– Давай-ка, дядя, сигай первым! – Маша подтолкнула Соломатька, тот растерянно перевел на меня взгляд, ища поддержки.
– Машунь, да ты что? Он же разобьется! – все-таки вступилась я за него.
– Вот и хорошо. Будет алиби.
Я ничего не поняла и тут уже по собственной инициативе переглянулась с Соломатьком. А он, кажется, что-то понял. Он сначала в ужасе посмотрел на Машу, потом на меня, а потом вздохнул, сифоня носом, попытался вытолкнуть кружевной кляп и опустил голову.
– Да ладно! – Маша потрогала его за макушку. – Я пошутила. Еще поживем. По отдельности, правда, но поживем. Давайте так – я спускаюсь… Мам, нормально! – ответила она на мой протестующий взгляд. – Я, потом ты. – Она кивнула Соломатьку. – Потом, мамуль, ты.
Соломатько все время, пока она говорила, пытался что-то мычать.

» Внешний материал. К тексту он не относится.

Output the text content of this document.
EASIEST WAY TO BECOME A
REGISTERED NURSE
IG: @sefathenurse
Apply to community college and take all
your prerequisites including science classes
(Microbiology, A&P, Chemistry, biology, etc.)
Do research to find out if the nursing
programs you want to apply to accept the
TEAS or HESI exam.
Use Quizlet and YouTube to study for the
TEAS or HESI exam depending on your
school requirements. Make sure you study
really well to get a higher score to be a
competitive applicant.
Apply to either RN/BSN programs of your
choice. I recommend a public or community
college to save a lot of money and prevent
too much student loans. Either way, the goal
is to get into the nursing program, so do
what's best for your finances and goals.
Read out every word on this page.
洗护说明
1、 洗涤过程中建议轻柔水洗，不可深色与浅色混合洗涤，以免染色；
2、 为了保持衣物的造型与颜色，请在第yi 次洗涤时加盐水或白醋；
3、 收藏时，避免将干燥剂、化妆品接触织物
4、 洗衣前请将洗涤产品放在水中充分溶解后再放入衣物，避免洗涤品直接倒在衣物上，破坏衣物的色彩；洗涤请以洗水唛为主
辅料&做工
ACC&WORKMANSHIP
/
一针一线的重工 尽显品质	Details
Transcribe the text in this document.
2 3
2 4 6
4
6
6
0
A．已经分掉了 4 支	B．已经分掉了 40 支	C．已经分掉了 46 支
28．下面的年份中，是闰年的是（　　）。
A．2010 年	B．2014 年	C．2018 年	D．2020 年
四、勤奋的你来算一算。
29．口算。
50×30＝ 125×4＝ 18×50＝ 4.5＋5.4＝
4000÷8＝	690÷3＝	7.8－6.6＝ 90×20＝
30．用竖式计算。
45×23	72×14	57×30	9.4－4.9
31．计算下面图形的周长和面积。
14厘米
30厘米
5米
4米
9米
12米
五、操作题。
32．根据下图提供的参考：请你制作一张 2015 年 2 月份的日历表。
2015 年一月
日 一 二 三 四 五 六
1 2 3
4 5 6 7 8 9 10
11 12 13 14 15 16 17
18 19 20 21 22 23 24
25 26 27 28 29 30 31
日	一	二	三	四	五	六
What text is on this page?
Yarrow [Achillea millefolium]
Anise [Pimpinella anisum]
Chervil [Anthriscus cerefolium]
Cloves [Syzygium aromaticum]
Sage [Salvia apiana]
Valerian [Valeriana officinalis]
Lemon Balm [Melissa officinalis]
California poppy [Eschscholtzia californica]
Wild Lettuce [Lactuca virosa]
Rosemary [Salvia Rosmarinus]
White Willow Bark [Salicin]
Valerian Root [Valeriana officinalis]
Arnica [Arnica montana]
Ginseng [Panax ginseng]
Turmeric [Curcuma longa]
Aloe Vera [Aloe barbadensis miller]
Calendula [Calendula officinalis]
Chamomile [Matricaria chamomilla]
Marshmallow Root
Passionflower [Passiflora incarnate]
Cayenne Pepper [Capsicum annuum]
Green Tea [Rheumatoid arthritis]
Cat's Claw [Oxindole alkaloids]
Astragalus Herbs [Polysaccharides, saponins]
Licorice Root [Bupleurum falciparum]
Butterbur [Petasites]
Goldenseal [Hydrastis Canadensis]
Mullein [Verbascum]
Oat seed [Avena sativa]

– Ну что ты? Что? Что такое важное обязательно надо сейчас сказать? Потом… – Она открыла фрамугу, а Соломатько замычал что есть силы, умоляюще глядя на меня. – Ох ты господи… – Маша опустила ногу, которую уже было перекинула наружу, и вытащила кляп из его рта. – Ну что? Говори, только быстрее.
– А… – Соломатько чихнул, закашлялся, снова чихнул и спросил меня: – У тебя есть платок?
– Ну, ты же знаешь… – ответила я.
– Тогда достань, пожалуйста, платок у меня из левого кармана, – попросил он и повернулся ко мне боком. – Да в рубашке, а не в штанах, Егоровна!
– Вы что, совсем сдурели? – Маша вытаращила глаза, слушая нас. – Извини, мам, от неожиданности. – Потом она обратилась к Соломатьку: – Одеколончиком тебя не сбрызнуть? Нет? Чем ты там душишься? «Эскада фор мэн»? Или исключительно «Живанши»? – Маша попыталась всунуть ему обратно кляп, но тут уже я отодвинула ее:
– Подожди, Машуня, пожалуйста! Не входи в раж! Секунду потерпи, он же сказать что-то хотел.
– В подвал пошли, – быстро сказал Соломатько, пока я вытирала ему рот и нос его платком, от которого и в самом деле замечательно пахло водой «Аква Жио», дымной и свежей.– Лестница боковая вон там, внизу.
– И что мы в твоем подвале делать будем? – спросила Маша, а в это время внизу высокий женский голос отчетливо произнес:
– ..и два пакета еще в багажнике!
Соломатько кивнул, как будто это сказали ему, и повторил:
– Пошли в подвал. Оттуда есть ход…
– Не в Кремль, случайно? – Маша тем не менее перестала лезть в окно и внимательно смотрела на Соломатько – не врет ли он. А я в тот момент совершенно неожиданно подумала – может быть, как раз Маша и сможет что-то понять по его лицу.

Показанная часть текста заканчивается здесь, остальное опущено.